One, called Lelly, wrote: ‘I’ve never had any interest in subscribing to Netflix, because Harry & Meghan I did, and I love it.
‘Not even ‘the Crown’ could get me to subscribe. Only H&M can do it.’
Experts believe Harry & Meghan could reverse the streaming company’s fortunes and potentially help bring in millions of new subscribers.
That’s certainly what Netflix is banking on, too.

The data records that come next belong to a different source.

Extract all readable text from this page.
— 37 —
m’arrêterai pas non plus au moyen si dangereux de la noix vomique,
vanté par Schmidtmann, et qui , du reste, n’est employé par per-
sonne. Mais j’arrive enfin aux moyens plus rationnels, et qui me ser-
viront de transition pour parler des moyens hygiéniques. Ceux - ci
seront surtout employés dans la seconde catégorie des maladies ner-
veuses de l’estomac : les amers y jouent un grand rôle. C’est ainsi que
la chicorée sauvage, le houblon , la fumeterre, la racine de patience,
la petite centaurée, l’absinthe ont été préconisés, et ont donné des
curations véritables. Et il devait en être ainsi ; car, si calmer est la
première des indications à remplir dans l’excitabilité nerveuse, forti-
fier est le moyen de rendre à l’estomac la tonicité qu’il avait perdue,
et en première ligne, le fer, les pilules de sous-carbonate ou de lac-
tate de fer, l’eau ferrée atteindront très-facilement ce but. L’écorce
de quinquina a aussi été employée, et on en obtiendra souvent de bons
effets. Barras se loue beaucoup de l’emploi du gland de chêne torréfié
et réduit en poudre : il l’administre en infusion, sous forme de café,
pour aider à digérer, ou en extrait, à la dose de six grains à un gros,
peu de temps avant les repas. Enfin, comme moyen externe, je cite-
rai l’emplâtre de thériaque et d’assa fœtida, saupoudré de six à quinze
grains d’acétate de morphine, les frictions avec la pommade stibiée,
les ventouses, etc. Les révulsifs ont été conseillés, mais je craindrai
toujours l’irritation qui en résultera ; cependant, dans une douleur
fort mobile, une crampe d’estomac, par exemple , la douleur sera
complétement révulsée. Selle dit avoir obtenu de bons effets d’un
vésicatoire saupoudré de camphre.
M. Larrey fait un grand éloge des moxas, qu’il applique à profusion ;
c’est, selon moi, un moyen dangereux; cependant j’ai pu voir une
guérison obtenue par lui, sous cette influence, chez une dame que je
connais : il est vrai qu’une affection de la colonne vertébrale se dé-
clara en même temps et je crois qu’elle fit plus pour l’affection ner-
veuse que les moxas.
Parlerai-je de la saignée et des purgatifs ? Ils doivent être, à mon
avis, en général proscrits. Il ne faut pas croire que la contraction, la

It has set a goal of attracting 4.5 million new subscribers during the fourth quarter of 2022, which runs from October to December.
There is no breakdown for what would come from Harry & Meghan alone, but in terms of the shows launched during that period the only other big hitters are Wednesday and The Crown Season 5.
To put that number into context, in the previous quarter, Netflix welcomed 2.4 million new subscribers, bringing its total to approximately 223 million paid subscribers worldwide.
Considering that quarter featured the release of the enormously popular Stranger Things Season 4, as well as DAHMER: Monster: The Jeffrey Dahmer Story and the new series of Virgin River, it’s clear how much Netflix is anticipating from Harry & Meghan.
And rightly so, when you factor in what the streaming giant must have paid for the wide-ranging documentary.
The couple were reportedly seeking a deal worth about $100 million (£81 million), with Apple TV+ and Disney+ also interested, when Netflix signed a deal with Harry and Meghan’s production company, Archewell, in September 2020.
At the time, the company was still riding high financially because of an increase in subscriptions from people stuck at home during the Covid pandemic, but things have changed greatly since.
Netflix’s highest performing show in the most recent week is comedy series Wednesday, based on the character from The Addams Family
Gaining subscribers is one thing but what Netflix then has to do is hold on to them and avoid the dreaded so-called ‘churners’.
These are people who subscribe briefly but then leave shortly after.
The streaming giant accounted just under one in four churners in the last quarter, with 45 per cent of these dropping out of the market altogether.
Mr Pescatore added: ‘Typically, the streamer has a stronger fourth quarter due to seasonality.
‘The streamer gave guidance of 4.5m net adds for the fourth quarter. There will be huge disappointment if this is not met in light of the content slate for the quarter.
‘In prior years, this would easily be smashed. However, it is hard to predict consumer behaviour in light of the cost of living crisis.’